The Working Families Tax Relief Act of 2004 (WFTRA) changed the rules under Internal Revenue Code Section 152 for determining who you can cover tax free under certain employee benefit plans. The rules took effect January 1, 2005. The rules define two types of dependents, "Qualifying Children" and “Qualifying Relatives."
This change may impact your family's entitlement to employee benefits, may change the tax treatment for some benefit coverage, and may eliminate reimbursement of expenses under a healthcare flexible spending account. The rule also does not allow you to receive dependent care reimbursement for a child under 13 years of age unless that child is your "Qualifying Child".
If your dependent child does not meet the definition of Qualifying Child or Qualifying Relative, the portion paid by the employer and the portion paid by the employee on a pre-tax-basis will result in imputed income to you based on the Fair Market Value of the coverage. NOTE: Even though the IRS definition of Qualifying Child is to age 19 and to age 24 if full time student, if the child reaches 19 or 24 during the calendar year, the child is considered over the age limit for the entire year, resulting in imputed income for the year unless the child qualifies as a “Qualifying Relative.”
Our health plan extends coverage to children to age 26. We recommend that you consult your tax adviser to determine which of your family members will qualify as your dependent under the IRS rules.
If your dependent child(ren) meet the IRS definition of Qualifying Child or Qualifying Relative and that changes, you must notify HR immediately.
The information provided should not be construed as legal or tax advice. The contents are intended for general information purposes only and you are urged to consult an attorney or tax advisor concerning your own situation and any specific questions you may have.
There are two important things you need to know about your current coverage and Medicare’s prescription drug coverage:
You can join a Medicare drug plan when you first become eligible for Medicare and each year from October 15th through December 7th. However, if you lose your current creditable prescription drug coverage, through no fault of your own, you will also be eligible for a two (2) month Special Enrollment Period (SEP) to join a Medicare drug plan.
If you decide to join a Medicare drug plan, your current coverage will not be affected. Your current prescription drug coverage available to you through your employer-sponsored health plans.
If you do decide to join a Medicare drug plan and drop your current coverage, be aware that you and your dependents may not be able to get this coverage back.
You should also know that if you drop or lose your current coverage with your Employer and don’t join a Medicare drug plan within 63 continuous days after your current coverage ends, you may pay a higher premium (a penalty) to join a Medicare drug plan later.

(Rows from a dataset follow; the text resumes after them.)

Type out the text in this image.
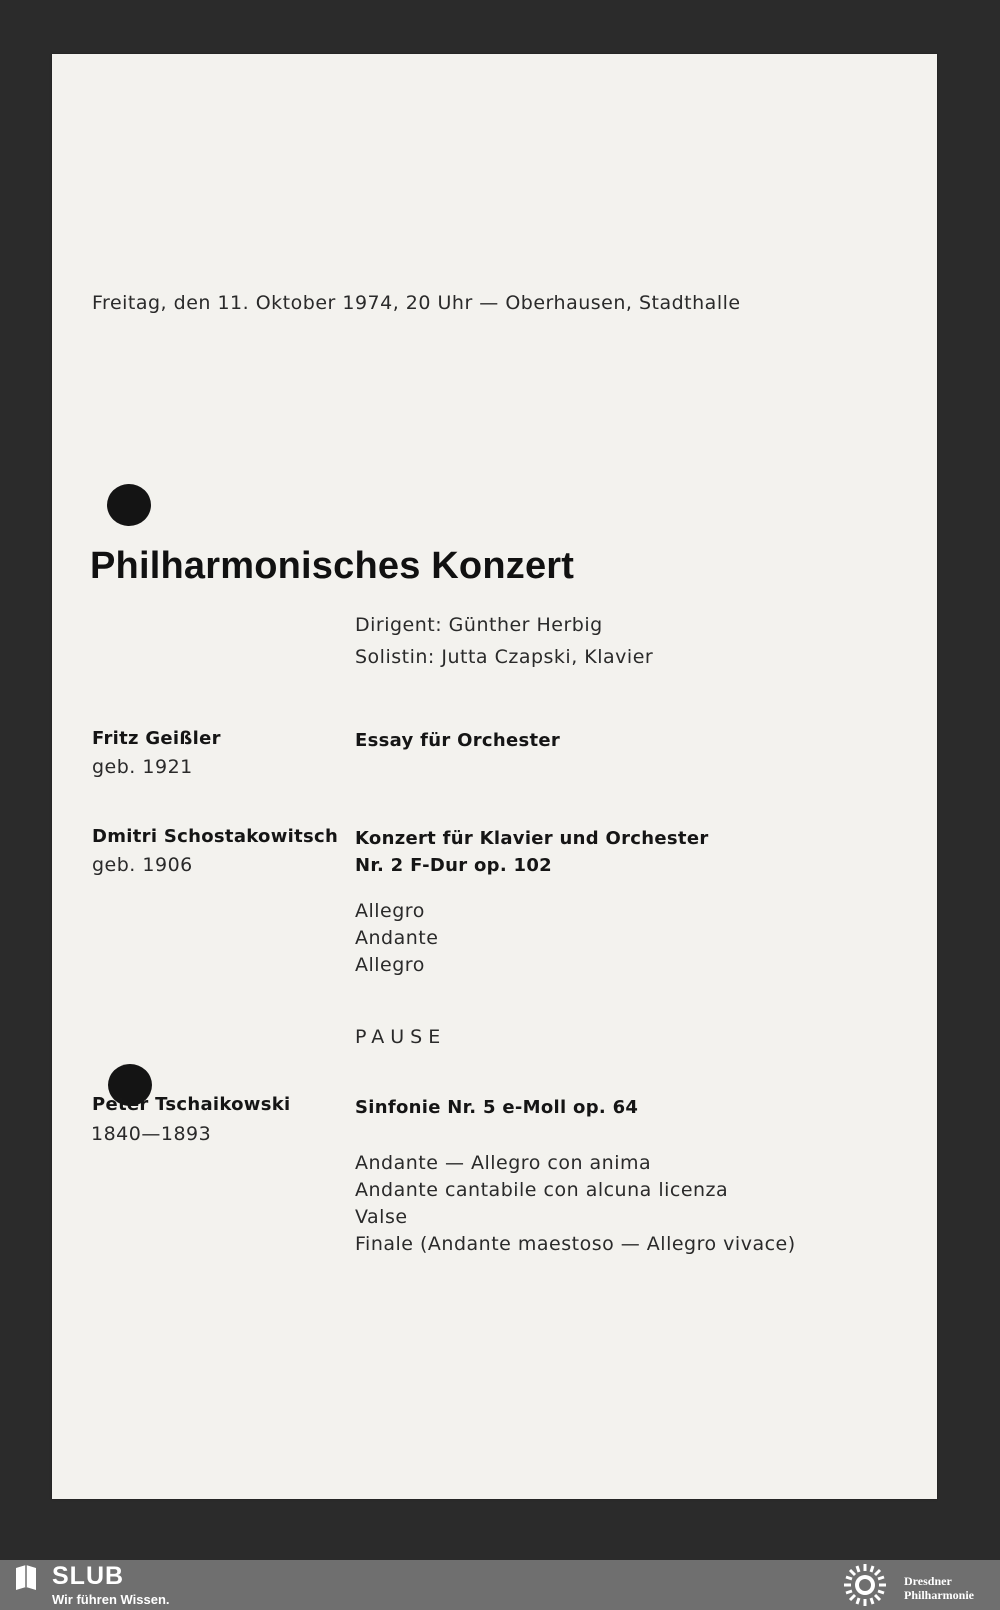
Freitag, den 11. Oktober 1974, 20 Uhr — Oberhausen, Stadthalle
Philharmonisches Konzert
Dirigent: Günther Herbig
Solistin: Jutta Czapski, Klavier
Fritz Geißler
geb. 1921
Essay für Orchester
Dmitri Schostakowitsch
geb. 1906
Konzert für Klavier und Orchester
Nr. 2 F-Dur op. 102
Allegro
Andante
Allegro
PAUSE
Peter Tschaikowski
1840—1893
Sinfonie Nr. 5 e-Moll op. 64
Andante — Allegro con anima
Andante cantabile con alcuna licenza
Valse
Finale (Andante maestoso — Allegro vivace)
SLUB
Wir führen Wissen.
Dresdner
Philharmonie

If you go 63 continuous days or longer without creditable prescription drug coverage, your monthly premium may go up by at least 1% of the Medicare base beneficiary premium per month for every month that you did not have that coverage. For example, if you go nineteen months without creditable coverage, your premium may consistently be at least 19% higher than the prescription drug beneficiary premium. You may have to pay this higher premium (a penalty) as long as you have Medicare prescription drug coverage. In addition you may have to wait until the following November to join.